My face heated up. "I was just... making an observation."

"Inefficiency bothers me, remember?" he said, placing his drink on the table. He turned his body fully toward me. "Making an observation and not acting on it is inefficient."

"Seungmin," I breathed.

"Y/n," he replied. He reached out and took my hand—the one that wasn't holding the tambourine. He ran his thumb over my knuckles. "I don't want to be your rival next semester."

"No?"

"No. I don't want to sit across from you and argue about sticky notes." He looked down at our joined hands, then back up at my eyes. "I want to sit next to you. I want to buy you coffee because I'm your boyfriend, not because I'm 'optimizing your workspace.' I want to kiss you when you get a question right, and I want to kiss you when you get one wrong, too."

My heart did a somersault. It was the most Seungmin confession possible. Direct, logical, and devastatingly romantic.

"That sounds... productive," I whispered.

He laughed, a breathy sound. "Is that a yes?"

"I don't know," I teased, leaning in. "I have a strict 'no dating Law majors' policy. They argue too much."

"I'll win every argument," he warned, leaning in until our noses brushed.

"I know."

"But I'll let you win the important ones."

He didn't wait for a response. He closed the gap.

Seungmin kissed like he did everything else, with precision and intensity. One hand came up to cup my cheek, his thumb tracing my jawline, tilting my head back. His lips were soft, tasting of cheap beer and honey butter chips.

It wasn't a tentative first kiss. It was a release of two years of library tension, of stolen glances over textbooks, of bickering that was always just foreplay.

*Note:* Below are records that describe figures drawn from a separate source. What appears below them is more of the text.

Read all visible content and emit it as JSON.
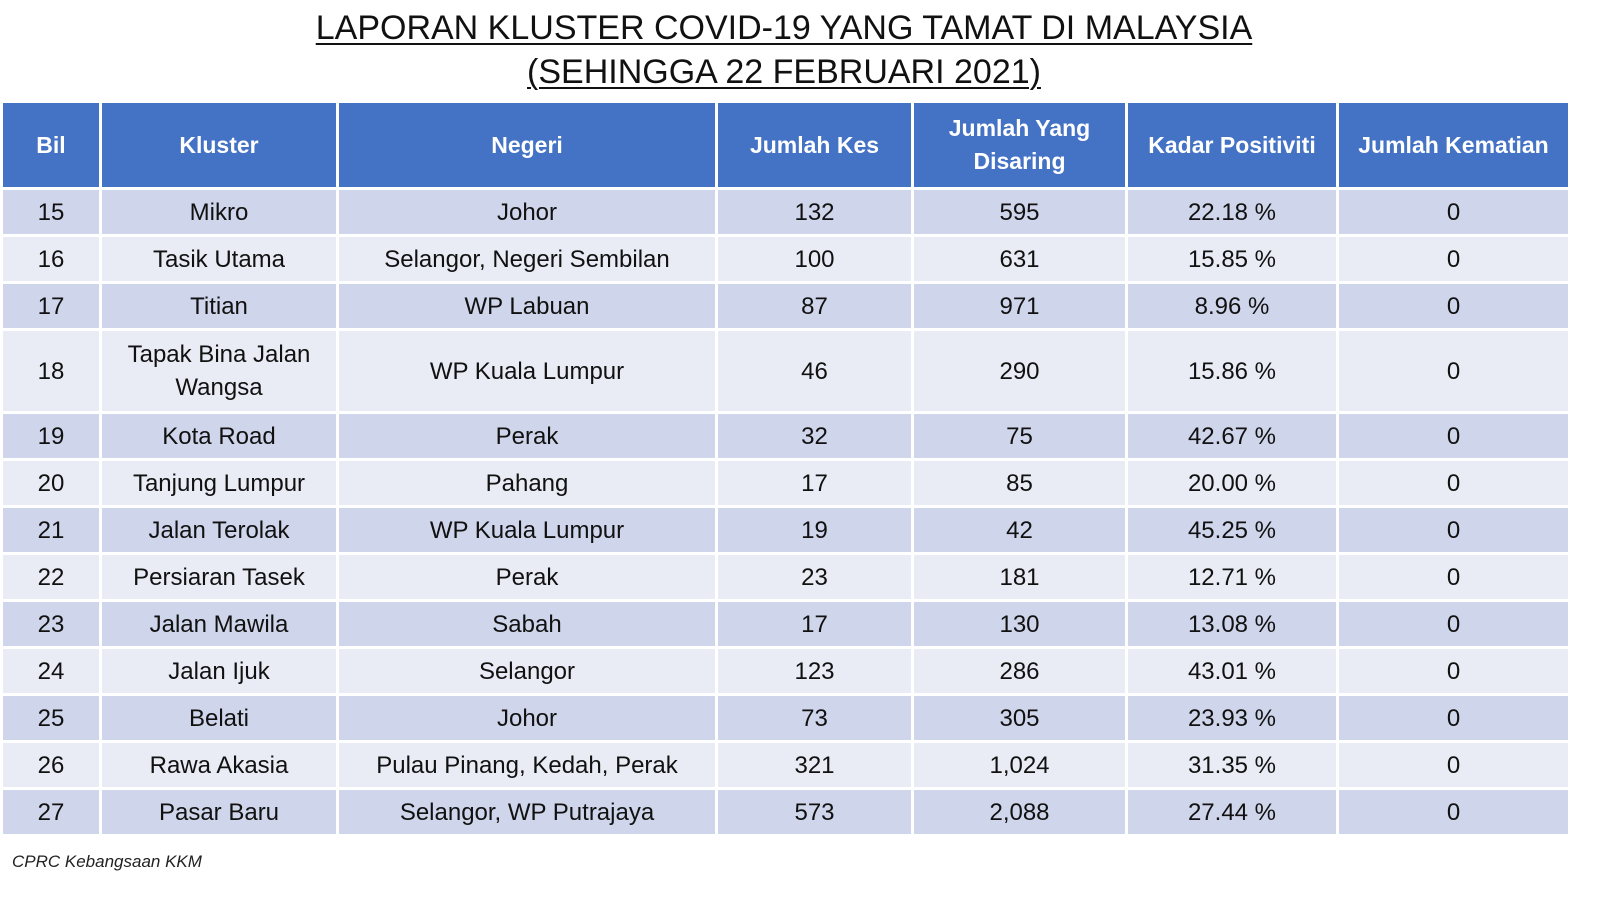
{
  "title": {
    "line1": "LAPORAN KLUSTER COVID-19 YANG TAMAT DI MALAYSIA",
    "line2": "(SEHINGGA  22 FEBRUARI 2021)"
  },
  "colors": {
    "header_bg": "#4472c4",
    "row_odd_bg": "#cfd5ea",
    "row_even_bg": "#e9ebf5"
  },
  "table": {
    "headers": [
      "Bil",
      "Kluster",
      "Negeri",
      "Jumlah Kes",
      "Jumlah Yang Disaring",
      "Kadar Positiviti",
      "Jumlah Kematian"
    ],
    "rows": [
      [
        "15",
        "Mikro",
        "Johor",
        "132",
        "595",
        "22.18 %",
        "0"
      ],
      [
        "16",
        "Tasik Utama",
        "Selangor, Negeri Sembilan",
        "100",
        "631",
        "15.85 %",
        "0"
      ],
      [
        "17",
        "Titian",
        "WP Labuan",
        "87",
        "971",
        "8.96 %",
        "0"
      ],
      [
        "18",
        "Tapak Bina Jalan Wangsa",
        "WP Kuala Lumpur",
        "46",
        "290",
        "15.86 %",
        "0"
      ],
      [
        "19",
        "Kota Road",
        "Perak",
        "32",
        "75",
        "42.67 %",
        "0"
      ],
      [
        "20",
        "Tanjung Lumpur",
        "Pahang",
        "17",
        "85",
        "20.00 %",
        "0"
      ],
      [
        "21",
        "Jalan Terolak",
        "WP Kuala Lumpur",
        "19",
        "42",
        "45.25 %",
        "0"
      ],
      [
        "22",
        "Persiaran Tasek",
        "Perak",
        "23",
        "181",
        "12.71 %",
        "0"
      ],
      [
        "23",
        "Jalan Mawila",
        "Sabah",
        "17",
        "130",
        "13.08 %",
        "0"
      ],
      [
        "24",
        "Jalan Ijuk",
        "Selangor",
        "123",
        "286",
        "43.01 %",
        "0"
      ],
      [
        "25",
        "Belati",
        "Johor",
        "73",
        "305",
        "23.93 %",
        "0"
      ],
      [
        "26",
        "Rawa Akasia",
        "Pulau Pinang, Kedah, Perak",
        "321",
        "1,024",
        "31.35 %",
        "0"
      ],
      [
        "27",
        "Pasar Baru",
        "Selangor, WP Putrajaya",
        "573",
        "2,088",
        "27.44 %",
        "0"
      ]
    ]
  },
  "footer": "CPRC Kebangsaan KKM"
}
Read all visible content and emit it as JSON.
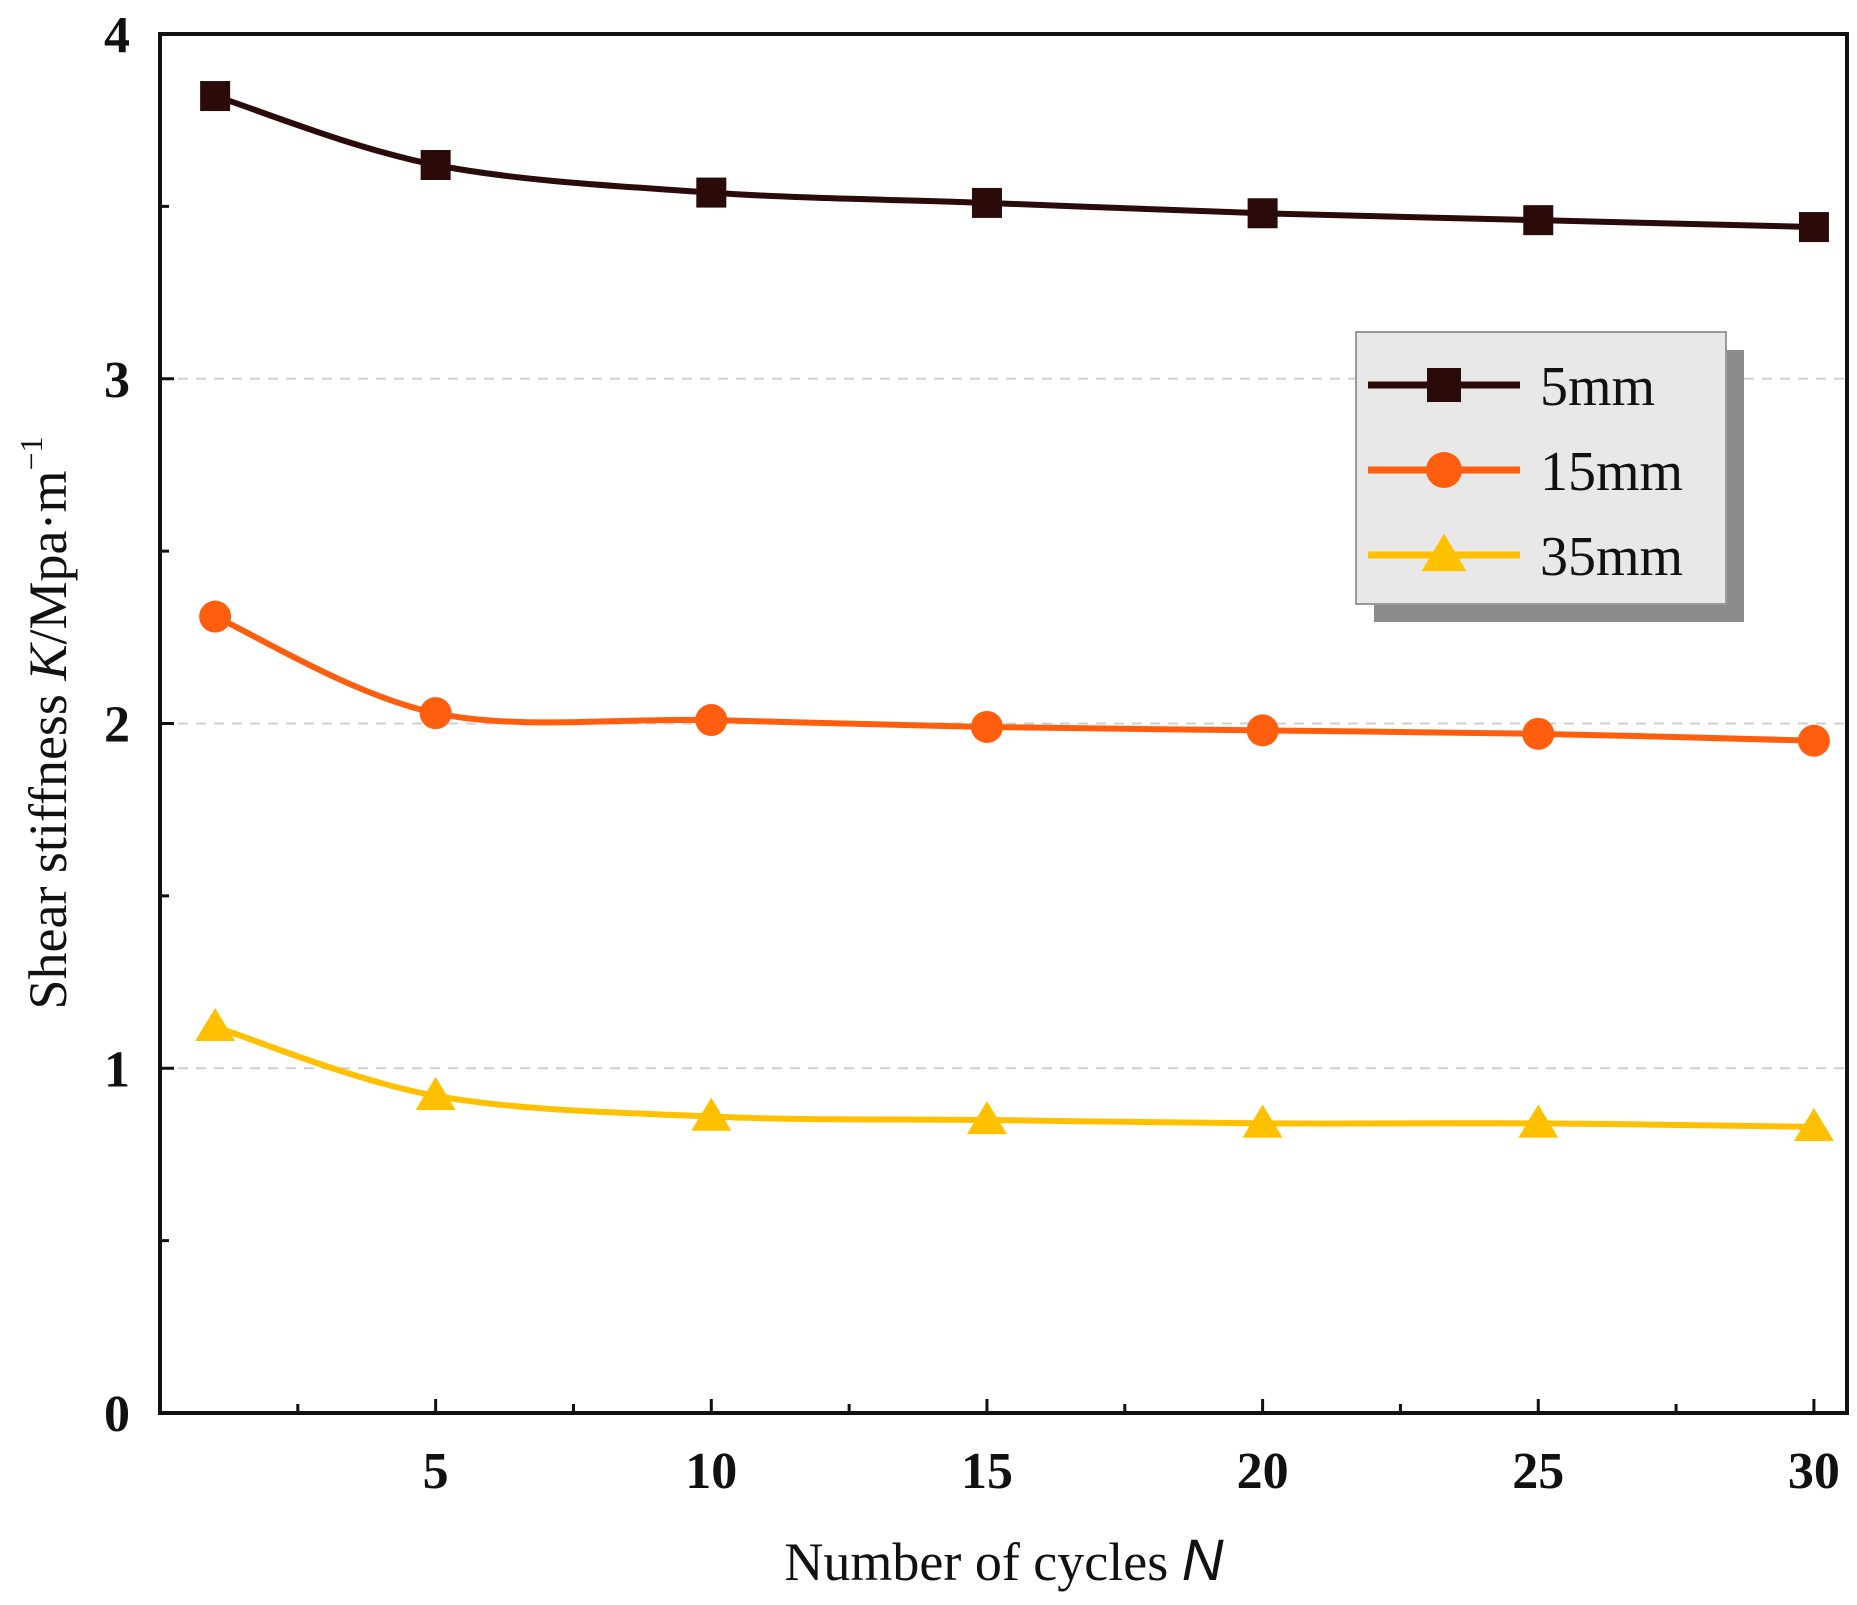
{
  "chart_data": {
    "type": "line",
    "title": "",
    "xlabel": "Number of cycles",
    "xlabel_var": "N",
    "ylabel": "Shear stiffness",
    "ylabel_var": "K",
    "ylabel_unit": "/Mpa·m",
    "ylabel_exp": "−1",
    "xlim": [
      0,
      30.6
    ],
    "ylim": [
      0,
      4
    ],
    "xticks": [
      5,
      10,
      15,
      20,
      25,
      30
    ],
    "xtick_labels": [
      "5",
      "10",
      "15",
      "20",
      "25",
      "30"
    ],
    "yticks": [
      0,
      1,
      2,
      3,
      4
    ],
    "ytick_labels": [
      "0",
      "1",
      "2",
      "3",
      "4"
    ],
    "grid": "horizontal dashed at 1, 2, 3",
    "legend_position": "upper-right",
    "x": [
      1,
      5,
      10,
      15,
      20,
      25,
      30
    ],
    "series": [
      {
        "name": "5mm",
        "marker": "square",
        "color": "#2b0a0a",
        "values": [
          3.82,
          3.62,
          3.54,
          3.51,
          3.48,
          3.46,
          3.44
        ]
      },
      {
        "name": "15mm",
        "marker": "circle",
        "color": "#ff5e0e",
        "values": [
          2.31,
          2.03,
          2.01,
          1.99,
          1.98,
          1.97,
          1.95
        ]
      },
      {
        "name": "35mm",
        "marker": "triangle",
        "color": "#ffc000",
        "values": [
          1.12,
          0.92,
          0.86,
          0.85,
          0.84,
          0.84,
          0.83
        ]
      }
    ]
  }
}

I dropped the tambourine. It clattered to the floor with a jingle, but neither of us cared. I buried my hands in his soft sweater (hypothesis confirmed: very huggable) and pulled him closer.

He made a low noise in his throat and deepened the kiss, his other arm wrapping around my waist to pull me flush against him.

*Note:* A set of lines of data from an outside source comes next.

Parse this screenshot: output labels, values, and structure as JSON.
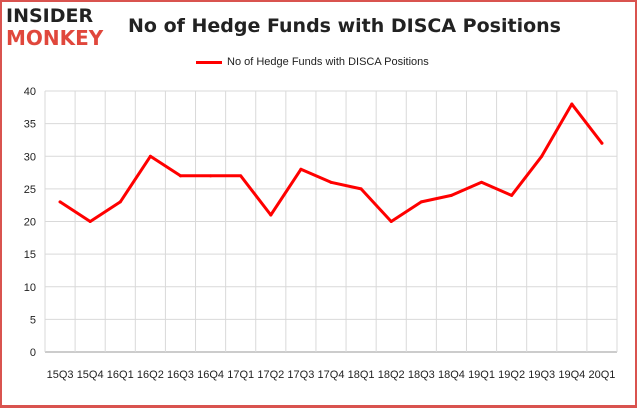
{
  "logo": {
    "line1": "INSIDER",
    "line2": "MONKEY"
  },
  "chart_data": {
    "type": "line",
    "title": "No of Hedge Funds with DISCA Positions",
    "xlabel": "",
    "ylabel": "",
    "ylim": [
      0,
      40
    ],
    "yticks": [
      0,
      5,
      10,
      15,
      20,
      25,
      30,
      35,
      40
    ],
    "grid": true,
    "legend_position": "top-center",
    "categories": [
      "15Q3",
      "15Q4",
      "16Q1",
      "16Q2",
      "16Q3",
      "16Q4",
      "17Q1",
      "17Q2",
      "17Q3",
      "17Q4",
      "18Q1",
      "18Q2",
      "18Q3",
      "18Q4",
      "19Q1",
      "19Q2",
      "19Q3",
      "19Q4",
      "20Q1"
    ],
    "series": [
      {
        "name": "No of Hedge Funds with DISCA Positions",
        "color": "#ff0000",
        "values": [
          23,
          20,
          23,
          30,
          27,
          27,
          27,
          21,
          28,
          26,
          25,
          20,
          23,
          24,
          26,
          24,
          30,
          38,
          32
        ]
      }
    ]
  }
}
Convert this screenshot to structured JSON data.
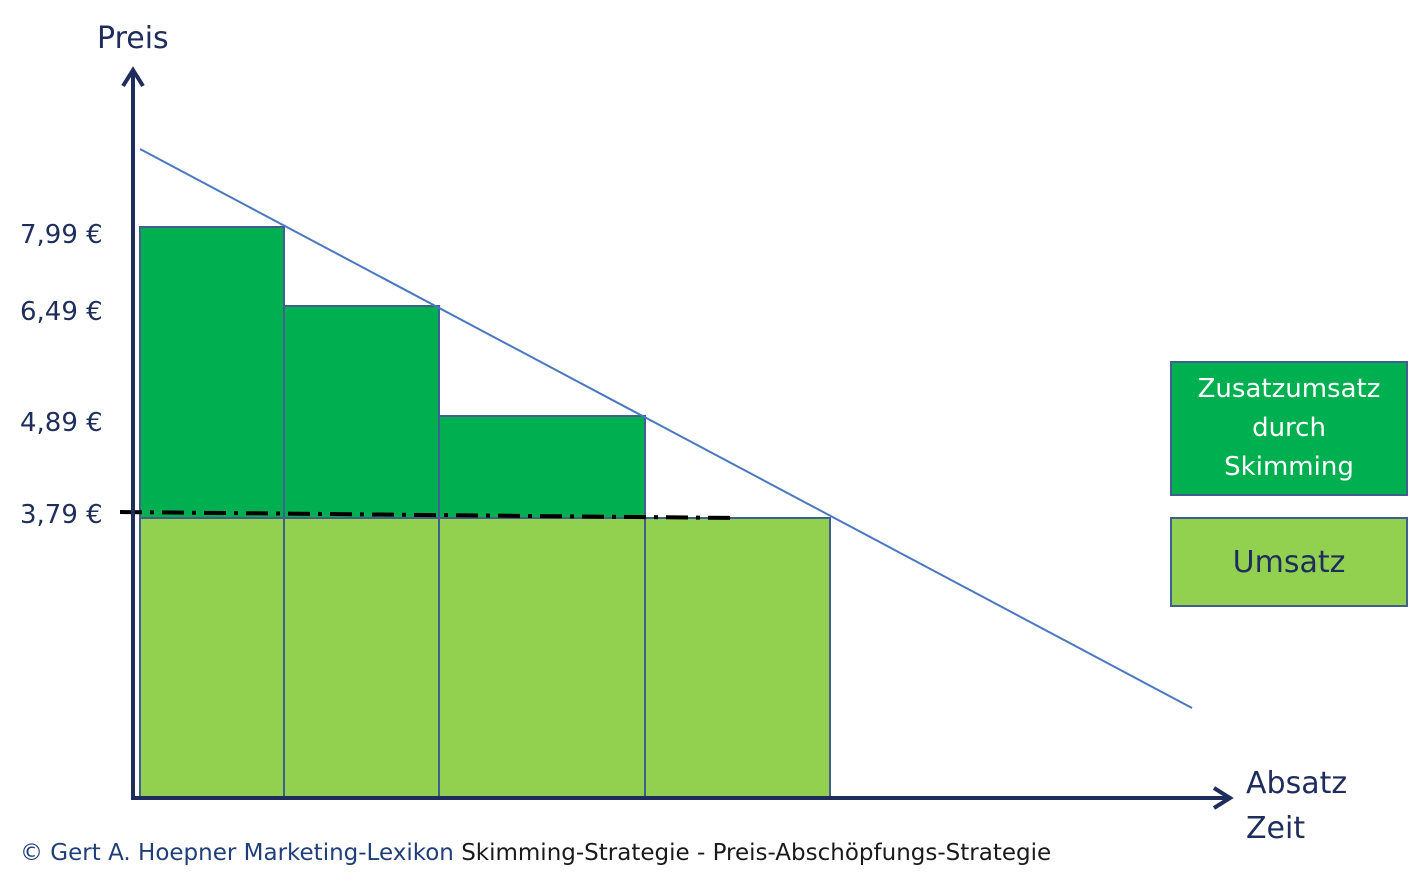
{
  "axes": {
    "y_label": "Preis",
    "x_label_line1": "Absatz",
    "x_label_line2": "Zeit"
  },
  "price_ticks": [
    "7,99 €",
    "6,49 €",
    "4,89 €",
    "3,79 €"
  ],
  "chart_data": {
    "type": "bar",
    "description_values": {
      "prices": [
        7.99,
        6.49,
        4.89,
        3.79
      ],
      "base_price": 3.79
    },
    "blocks": [
      {
        "price": 7.99,
        "series": "Zusatzumsatz durch Skimming"
      },
      {
        "price": 6.49,
        "series": "Zusatzumsatz durch Skimming"
      },
      {
        "price": 4.89,
        "series": "Zusatzumsatz durch Skimming"
      },
      {
        "price": 3.79,
        "series": "Umsatz"
      }
    ],
    "series": [
      {
        "name": "Zusatzumsatz durch Skimming",
        "color": "#00b050"
      },
      {
        "name": "Umsatz",
        "color": "#92d050"
      }
    ]
  },
  "legend": {
    "skimming_line1": "Zusatzumsatz",
    "skimming_line2": "durch",
    "skimming_line3": "Skimming",
    "umsatz": "Umsatz"
  },
  "footer": {
    "copyright": "© Gert A. Hoepner Marketing-Lexikon",
    "title": "Skimming-Strategie - Preis-Abschöpfungs-Strategie"
  },
  "colors": {
    "dark_green": "#00b050",
    "light_green": "#92d050",
    "axis": "#1f2d5c",
    "demand_line": "#4a78c0"
  }
}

When we finally broke apart, breathless and flushed under the purple disco lights, Seungmin rested his forehead against mine.

"So," he whispered, his eyes dark and dilated. "Did I pass the exam?"

I laughed, tracing the line of his collarbone. "A-plus, Kim Seungmin. With distinction."

He grinned, a real, messy, happy grin. "Good. Now pick the next song. We have twenty minutes left on the meter, and I haven't sung DAY6 yet."

"You're a dork," I said affectionately.

"I'm your dork," he corrected, pressing a quick kiss to my nose. "Now, hand me the mic."

We spent the last twenty minutes singing 'Zombie' at the top of our lungs, his arm heavy and warm around my shoulders.

The semester was over. The rivalry was dead. But as I looked at Seungmin belting out the high note, looking happier than I'd ever seen him, I knew the best chapter was just beginning.